Ero donna ed ero incinta. Sapevo che la mia salute era pessima, presto avrei dovuto lasciare il mio corpo quella creatura che stava per nascere: La cosa mi sconvolgeva, non volevo lasciare che il naturale amore di una madre mancasse a quel bambino: decisi di incarnarmi in me stessa, di occupare il corpo appena nato di mio figlio.

Prima di capire che stavo facendo, avevo accumulato contemporaneamente tre volte il dolore, del parto, della nascita e della morte. Fui un bambino triste e malato e decisi di non ripetere mai più quell'esperimento.

 

Sembrerebbe la storia perfetta ma è fatta anche di sconfitte pesanti:

Ero nel bosco, stavo cacciando. Ricco abbastanza da scegliere il mio destino, quindi potevo togliermi la soddisfazione di cacciare belve per arricchirsi ancora di più.

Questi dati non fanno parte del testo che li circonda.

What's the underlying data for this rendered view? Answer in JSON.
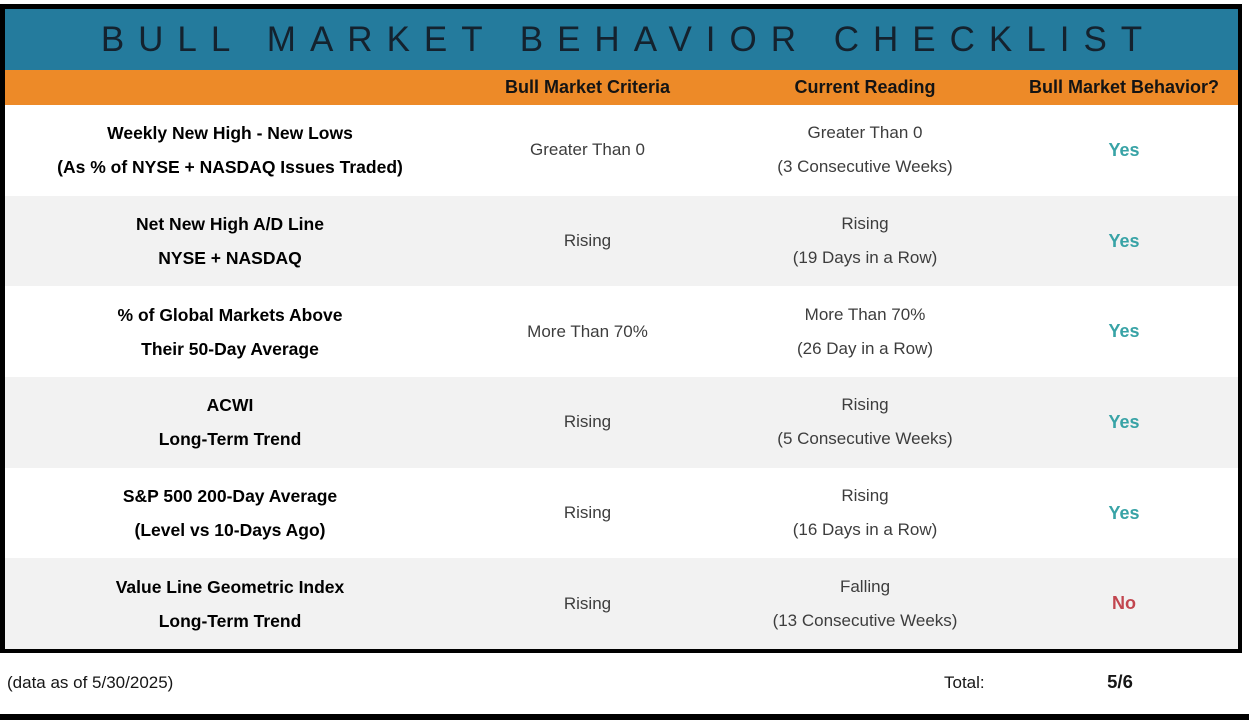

Per questo avevo il miglior arco, il pugnale dell'acciaio più pregiato e i calzari fatti con suole robuste e tomaia di pelle ben conciata, ma non è bastato. Una pietra instabile su un sentiero, smossa da uno scroscio di pioggia e cado, mentre stavo correndo, giù per un dirupo. Poca roba, non più di venti braccia, ma finisco su un ramo spezzato, che mi si pianta in pancia.

Fa male. Ho freddo.

Il branco di lupi che stavo seguendo, mi ha sentito e ci mette poco ad avvicinarsi per controllare, ma non sono abbastanza vicini per le mie necessità, perdo molto sangue e capisco che ne avrò per poco. Tutte le volte che sono morto sanguinando così, è sempre stata questione di attimi. Mi guardo intorno e la vista comincia ad annebbiarsi, ho anche sbattuto la testa.  

Nulla. Non c'è proprio nulla qui intorno. Se c'era anche uno scoiattolo è scappato subito! Chiudo gli occhi. Le foglie diventano grigio chiare, i rami più scuri, il mio corpo viola brillante, la terra nera. Una vena pulsa in quella terra, un verme, una lumaca o qualcosa del genere, reincarnarsi per sopravvivere vuol dire rinunciare a quasi tutto quello che conosco, lasciare un bagaglio ricco e ingombrante per diventare un nulla che ricomincia da zero, destinare ogni cellula del mio corpo all'uso di magazzino dei miei ricordi più importanti, accettare di essere null'altro che una ciste di ricordi, nella speranza di essere inghiottito da qualcosa di migliore.

Sperare per non arrendersi a una morte inutile.